Marc Verdés, the curator of the exhibition ‘Farmer Societies and Agrarian Alternatives’ poses a look between Cinta de Ca la Maria Toia, a 20th-century farmer from Maldà (photograph by Josep Maria Miró) and Nuria de Cal Bord (photograph by Attila Ibos ), which develops an agroecological project, La Garbiana, in Tarroja de Segarra. His intention is to value the role of women in peasant culture and female leadership in proposing alternatives.

It is the ‘Faces and Landscapes’ area, one of the six exhibition areas in the city’s old flour mill, which was part of the old Cervera Agricultural Union. This building declared a Cultural Property of National Interest is the work of the architect Cèsar Martinell, the modernist architect, disciple of Antoni Gaudí and is behind a large number of wineries and silos in Catalonia.

The great Segarra, which analyzes the debate on the limits of the Segarra, current these days due to the interest of Biosca and Torá in leaving the region to belong to Solsonès, the dichotomy between agribusiness and food sovereignty, the revitalization of the museum, the singularities of the building and material culture, are the areas in which the museum wants to work.
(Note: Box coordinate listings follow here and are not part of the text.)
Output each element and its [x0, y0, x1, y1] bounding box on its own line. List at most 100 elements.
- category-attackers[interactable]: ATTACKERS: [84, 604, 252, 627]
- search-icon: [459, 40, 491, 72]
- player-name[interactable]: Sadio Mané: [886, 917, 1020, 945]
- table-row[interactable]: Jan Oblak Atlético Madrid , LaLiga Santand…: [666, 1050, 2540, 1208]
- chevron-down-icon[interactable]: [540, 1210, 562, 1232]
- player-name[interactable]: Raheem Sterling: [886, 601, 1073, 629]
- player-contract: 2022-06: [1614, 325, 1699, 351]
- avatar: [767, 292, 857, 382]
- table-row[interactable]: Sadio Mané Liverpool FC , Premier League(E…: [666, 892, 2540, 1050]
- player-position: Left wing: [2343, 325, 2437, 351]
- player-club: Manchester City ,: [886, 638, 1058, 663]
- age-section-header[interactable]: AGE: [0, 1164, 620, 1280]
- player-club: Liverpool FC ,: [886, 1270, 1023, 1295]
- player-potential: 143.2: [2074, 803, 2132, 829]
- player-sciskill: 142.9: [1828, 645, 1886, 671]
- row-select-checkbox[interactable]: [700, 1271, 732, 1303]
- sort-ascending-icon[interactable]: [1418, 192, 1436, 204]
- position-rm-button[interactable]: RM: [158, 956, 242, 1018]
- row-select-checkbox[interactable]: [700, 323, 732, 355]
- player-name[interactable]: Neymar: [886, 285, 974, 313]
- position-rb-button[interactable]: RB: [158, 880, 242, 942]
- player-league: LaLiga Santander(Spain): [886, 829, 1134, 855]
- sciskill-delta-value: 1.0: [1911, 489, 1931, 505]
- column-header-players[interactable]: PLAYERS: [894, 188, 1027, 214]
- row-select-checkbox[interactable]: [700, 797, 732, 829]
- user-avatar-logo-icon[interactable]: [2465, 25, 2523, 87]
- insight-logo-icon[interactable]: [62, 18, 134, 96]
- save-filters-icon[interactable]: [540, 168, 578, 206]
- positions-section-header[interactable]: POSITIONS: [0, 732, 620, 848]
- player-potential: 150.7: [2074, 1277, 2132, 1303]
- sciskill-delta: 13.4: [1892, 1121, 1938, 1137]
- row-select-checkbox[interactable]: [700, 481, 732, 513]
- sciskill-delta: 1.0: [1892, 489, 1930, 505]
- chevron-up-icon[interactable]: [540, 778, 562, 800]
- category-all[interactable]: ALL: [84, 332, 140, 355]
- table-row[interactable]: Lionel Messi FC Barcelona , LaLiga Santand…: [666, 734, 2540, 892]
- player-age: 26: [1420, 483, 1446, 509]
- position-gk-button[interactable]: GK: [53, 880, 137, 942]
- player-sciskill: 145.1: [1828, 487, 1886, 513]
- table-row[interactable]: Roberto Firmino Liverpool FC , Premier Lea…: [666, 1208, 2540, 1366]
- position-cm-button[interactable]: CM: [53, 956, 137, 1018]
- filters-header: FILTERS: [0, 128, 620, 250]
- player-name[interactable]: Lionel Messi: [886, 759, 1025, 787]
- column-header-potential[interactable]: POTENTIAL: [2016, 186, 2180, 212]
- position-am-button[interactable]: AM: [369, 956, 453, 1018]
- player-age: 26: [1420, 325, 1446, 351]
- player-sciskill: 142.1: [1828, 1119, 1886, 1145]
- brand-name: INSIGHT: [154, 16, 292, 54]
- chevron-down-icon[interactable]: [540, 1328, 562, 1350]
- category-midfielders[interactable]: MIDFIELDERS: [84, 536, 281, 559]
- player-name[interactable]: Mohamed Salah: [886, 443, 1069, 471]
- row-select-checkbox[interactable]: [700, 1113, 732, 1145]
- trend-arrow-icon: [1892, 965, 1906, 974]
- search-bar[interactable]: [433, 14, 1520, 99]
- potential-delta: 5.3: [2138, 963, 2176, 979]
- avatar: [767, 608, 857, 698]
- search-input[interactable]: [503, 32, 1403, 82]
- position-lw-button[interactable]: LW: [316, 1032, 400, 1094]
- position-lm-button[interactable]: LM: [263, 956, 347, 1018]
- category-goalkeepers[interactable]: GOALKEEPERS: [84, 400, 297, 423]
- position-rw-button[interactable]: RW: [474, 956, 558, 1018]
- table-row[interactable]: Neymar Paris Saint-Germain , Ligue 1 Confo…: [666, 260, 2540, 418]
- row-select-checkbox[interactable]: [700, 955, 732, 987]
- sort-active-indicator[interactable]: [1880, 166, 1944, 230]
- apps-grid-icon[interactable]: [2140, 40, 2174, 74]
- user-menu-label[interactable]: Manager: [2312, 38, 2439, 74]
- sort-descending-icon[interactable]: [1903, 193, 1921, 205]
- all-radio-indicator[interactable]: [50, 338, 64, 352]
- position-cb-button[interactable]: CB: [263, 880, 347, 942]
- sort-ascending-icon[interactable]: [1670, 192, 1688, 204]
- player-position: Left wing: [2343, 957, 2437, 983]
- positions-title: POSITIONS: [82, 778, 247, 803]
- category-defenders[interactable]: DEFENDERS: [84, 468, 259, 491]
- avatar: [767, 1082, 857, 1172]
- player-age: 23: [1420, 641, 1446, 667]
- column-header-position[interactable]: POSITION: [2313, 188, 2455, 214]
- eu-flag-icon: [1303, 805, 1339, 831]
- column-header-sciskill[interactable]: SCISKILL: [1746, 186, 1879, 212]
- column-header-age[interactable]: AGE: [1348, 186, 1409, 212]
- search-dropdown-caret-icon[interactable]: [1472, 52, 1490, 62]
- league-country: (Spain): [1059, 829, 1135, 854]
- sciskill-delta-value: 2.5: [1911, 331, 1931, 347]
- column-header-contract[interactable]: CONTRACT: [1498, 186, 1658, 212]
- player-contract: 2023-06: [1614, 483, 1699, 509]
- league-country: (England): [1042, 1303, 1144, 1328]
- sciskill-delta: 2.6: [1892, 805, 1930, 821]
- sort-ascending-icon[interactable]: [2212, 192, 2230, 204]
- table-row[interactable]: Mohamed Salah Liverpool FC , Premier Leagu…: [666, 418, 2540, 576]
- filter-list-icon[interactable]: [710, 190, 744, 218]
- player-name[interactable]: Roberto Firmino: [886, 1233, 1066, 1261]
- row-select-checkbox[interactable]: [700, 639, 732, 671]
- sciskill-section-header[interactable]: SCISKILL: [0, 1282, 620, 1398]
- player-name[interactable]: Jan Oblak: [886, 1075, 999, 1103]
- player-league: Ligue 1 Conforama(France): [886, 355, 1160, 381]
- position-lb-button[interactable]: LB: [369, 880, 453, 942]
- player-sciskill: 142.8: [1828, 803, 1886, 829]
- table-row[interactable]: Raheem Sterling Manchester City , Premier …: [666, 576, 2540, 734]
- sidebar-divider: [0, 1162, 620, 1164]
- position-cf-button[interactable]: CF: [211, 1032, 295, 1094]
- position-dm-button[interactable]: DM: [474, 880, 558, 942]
The area of ??material culture will house elements of the old Museu del Blat, closed 10 years ago and inaugurated in the 1960s by the historian Agusti Duran i Sanpere and Ramon Vidal, a landowner from Montpalau, who seeing that the mechanization of the countryside would leave habitual tools in disuse , they made an appeal and in just two days they got the donation of a thousand pieces.

“We like to play with the idea of ??what began in the 60s with a collective collection and continues now with a spirit of citizen participation, because what is intended is to set up a museum that is far removed from that idea of ??a museum containing objects. to become another space for reflection”, affirms the director of the Museu del Blat, Carme Bergés.

The exhibition interpellates with questions such as ‘What (with) do we use that farming?’ ‘La Segarra, the granary of Catalonia?’ ‘Why museumize the flour mill?

“I like to talk more about an interrogative museum. We don’t give too many answers, but we ask a lot of questions so that people can think about alternative systems on food sovereignty or sustainability”, adds Bergés, also director of the Museu Comarcal de Cervera.

“Our main concern is to be able to work in a coordinated way with the producers and ask ourselves where the rural world or the Catalan countryside is headed, and especially La Segarra, which is still eminently agrarian,” insists Bergés.

Of the museography, the combination of the warehouse itself with exhibited objects stands out. The exhibition modules are shelves where the entire museum collection is stored and a nod to the rural world as seen by artists, with a work by the precursor of object collage and visual poetry, and also a pharmacist from Agramunt, Guillem Viladot that he transformed into art objects of the rural world.

For her part, the Councilor for Culture of Cervera, Mercè Carulla, assures that the City Council was interested in recovering the historic building linked to Catalan trade unionism, agricultural production and the country’s economy: “Through the European LEADER rural development program we saw the opportunity to recover the equipment taking into account that the old Museu del Blat on Calle Major had closed and all the objects were in storage. According to their data, the City Council has received 69,995 from the LEADER program and has contributed 178,239 from its own funds.